美沙と業務がエクスチェンジされた村中達也は、始業時刻を知らせるチャイムの余韻が残る中そうそうに美沙の席にやってくると、隣の椅子をグイッと引っ張りドスンと勢いよく腰を下ろした。美沙の隣の席(草加とは逆側)は、出張者席でほぼ常に空席だった。

「で、これって何?」

 村中は高さ10センチほどの書類の束を美沙の目の前に置き訊ねた。「あぁ、もうこの時期がやってきたのか」目の前の分厚い束を見つめながら美沙は心でため息まじりにつぶやいた。そして村中に向き合い説明をした。

「これは売掛金残高確認のためにお客様に送付する書類です。お客様の買掛金とうちの売掛金が一致しているか確認します」

この業務は一年の中で美沙が一番メンドウだと思う業務であった。他部署は少なくとも女性が二名はいるので、分担して作業を行っているが、美沙の所属するマイクロ第一営業部は営業事務が一名しかいない。百余ある客先の案件を一つずつチェックし、封筒に宛名シールを貼り送付する。もちろん、他の日常業務がなくなるわけではないので、この時期は滅多にない残業を美沙は強いられていた。

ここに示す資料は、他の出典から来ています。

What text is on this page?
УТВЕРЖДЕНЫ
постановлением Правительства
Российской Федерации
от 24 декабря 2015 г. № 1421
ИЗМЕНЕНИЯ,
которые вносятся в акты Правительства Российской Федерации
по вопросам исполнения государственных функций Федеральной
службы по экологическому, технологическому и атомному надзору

「村中さん、この業務はかなり厄介です。初めから村中さん一人にお任せするのは難しいと思うので、二人でやれるように坂井部長に掛け合ってみますね」

「ぜひ頼むよ」

そうは言ったものの、ホワイトボードに目を向けると、坂井は今日から一週間の熊本出張が入っていた。正直営業の仕事も何をしてよいのかわからないし、坂井のいない一週間、美沙は村中への引き継ぎに専念することにした。

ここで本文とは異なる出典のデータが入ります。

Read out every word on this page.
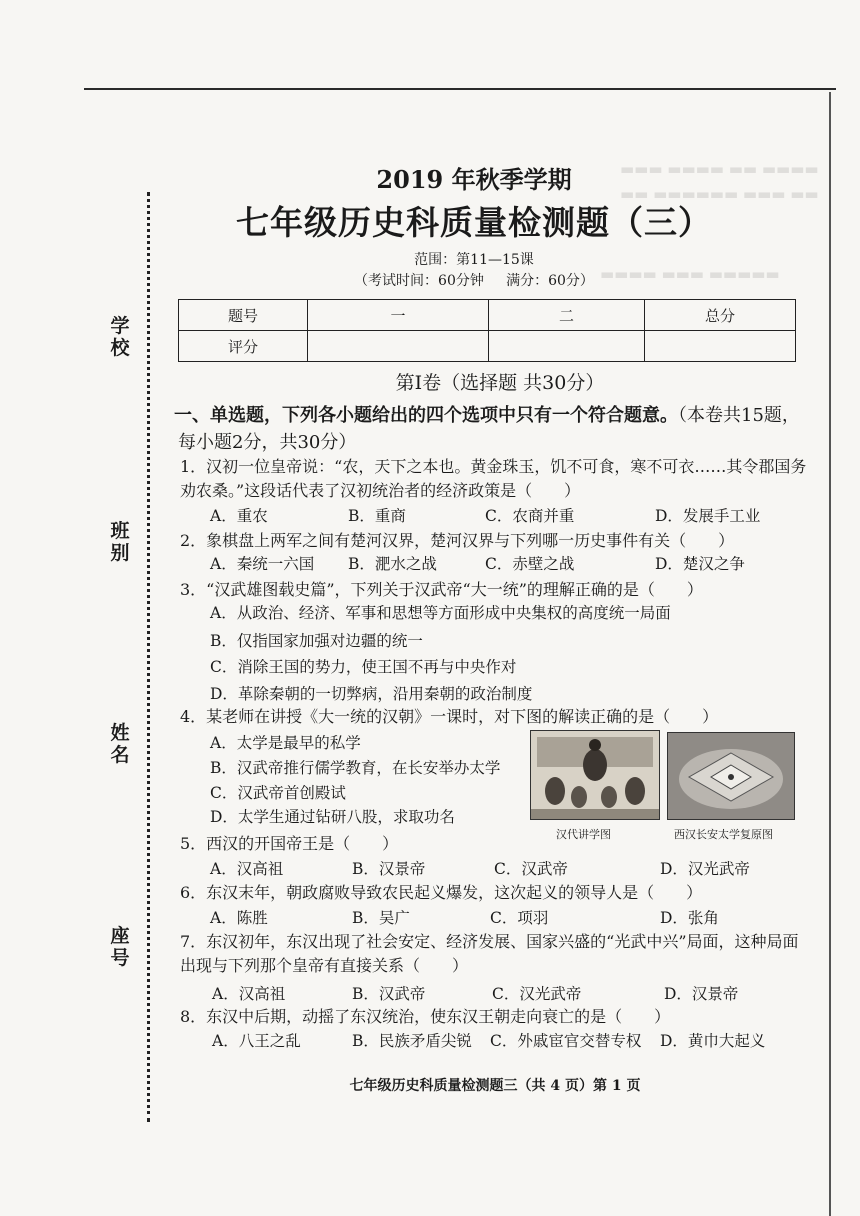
▬▬▬ ▬▬▬▬ ▬▬ ▬▬▬▬
▬▬ ▬▬▬▬▬▬ ▬▬▬ ▬▬
▬▬▬▬ ▬▬▬ ▬▬▬▬▬
学校
班别
姓名
座号
2019 年秋季学期
七年级历史科质量检测题（三）
范围：第11—15课
（考试时间：60分钟     满分：60分）
题号	一	二	总分
评分			
第Ⅰ卷（选择题 共30分）
一、单选题，下列各小题给出的四个选项中只有一个符合题意。（本卷共15题，每小题2分，共30分）
1．汉初一位皇帝说：“农，天下之本也。黄金珠玉，饥不可食，寒不可衣……其令郡国务劝农桑。”这段话代表了汉初统治者的经济政策是（　　）
A．重农	B．重商	C．农商并重	D．发展手工业
2．象棋盘上两军之间有楚河汉界，楚河汉界与下列哪一历史事件有关（　　）
A．秦统一六国 B．淝水之战	C．赤壁之战	D．楚汉之争
3．“汉武雄图载史篇”，下列关于汉武帝“大一统”的理解正确的是（　　）
A．从政治、经济、军事和思想等方面形成中央集权的高度统一局面
B．仅指国家加强对边疆的统一
C．消除王国的势力，使王国不再与中央作对
D．革除秦朝的一切弊病，沿用秦朝的政治制度
4．某老师在讲授《大一统的汉朝》一课时，对下图的解读正确的是（　　）
A．太学是最早的私学
B．汉武帝推行儒学教育，在长安举办太学
C．汉武帝首创殿试
D．太学生通过钻研八股，求取功名
汉代讲学图	西汉长安太学复原图
5．西汉的开国帝王是（　　）
A．汉高祖	B．汉景帝	C．汉武帝	D．汉光武帝
6．东汉末年，朝政腐败导致农民起义爆发，这次起义的领导人是（　　）
A．陈胜	B．吴广	C．项羽	D．张角
7．东汉初年，东汉出现了社会安定、经济发展、国家兴盛的“光武中兴”局面，这种局面出现与下列那个皇帝有直接关系（　　）
A．汉高祖	B．汉武帝	C．汉光武帝	D．汉景帝
8．东汉中后期，动摇了东汉统治，使东汉王朝走向衰亡的是（　　）
A．八王之乱	B．民族矛盾尖锐 C．外戚宦官交替专权 D．黄巾大起义
七年级历史科质量检测题三（共 4 页）第 1 页
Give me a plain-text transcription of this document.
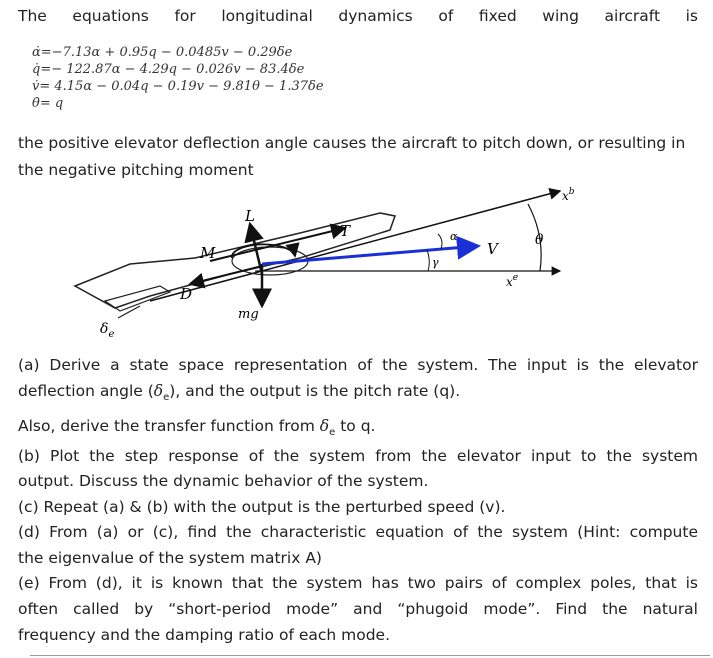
The equations for longitudinal dynamics of fixed wing aircraft is
α̇=−7.13α + 0.95q − 0.0485v − 0.29δe
q̇=− 122.87α − 4.29q − 0.026v − 83.4δe
v̇= 4.15α − 0.04q − 0.19v − 9.81θ − 1.37δe
θ̇= q
the positive elevator deflection angle causes the aircraft to pitch down, or resulting in the negative pitching moment
L
T
M
D
mg
V
α
γ
θ
$x^b$
$x^e$
$\delta_e$
(a) Derive a state space representation of the system. The input is the elevator
deflection angle $(\delta_e)$, and the output is the pitch rate (q).
Also, derive the transfer function from $\delta_e$ to q.
(b) Plot the step response of the system from the elevator input to the system
output. Discuss the dynamic behavior of the system.
(c) Repeat (a) & (b) with the output is the perturbed speed (v).
(d) From (a) or (c), find the characteristic equation of the system (Hint: compute
the eigenvalue of the system matrix A)
(e) From (d), it is known that the system has two pairs of complex poles, that is
often called by “short-period mode” and “phugoid mode”. Find the natural
frequency and the damping ratio of each mode.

美沙が営業になってから今のところさほど変化はなかったが、ひとつだけウンザリする変化があった。メールの受信数だ。坂井と村中が担当している客先に関係するメールは、すべて美沙にも入れられるようになっていた。技術・製造・資材……さまざまな部署からの半端のないメールの数。美沙の送信するメールが読み流され忘れ去られるのも、少しだけわかってしまう気がした。もちろん、納得をしたわけではない。美沙はメールの見逃しがないよう、開いたらすぐに返信をするようにした。坂井からのメールにもしっかり応えている—はずだった。

 一週間後。

「おはようございます。浅井さん、ちょっといいですか?」

出張から帰るなり、坂井は美沙を呼び出した。いつものごとくアンドロイド坂井の表情からは何も感情が読み取れなかったが、それでも喜ばしい呼び出しではなさそうだと美沙は感じた。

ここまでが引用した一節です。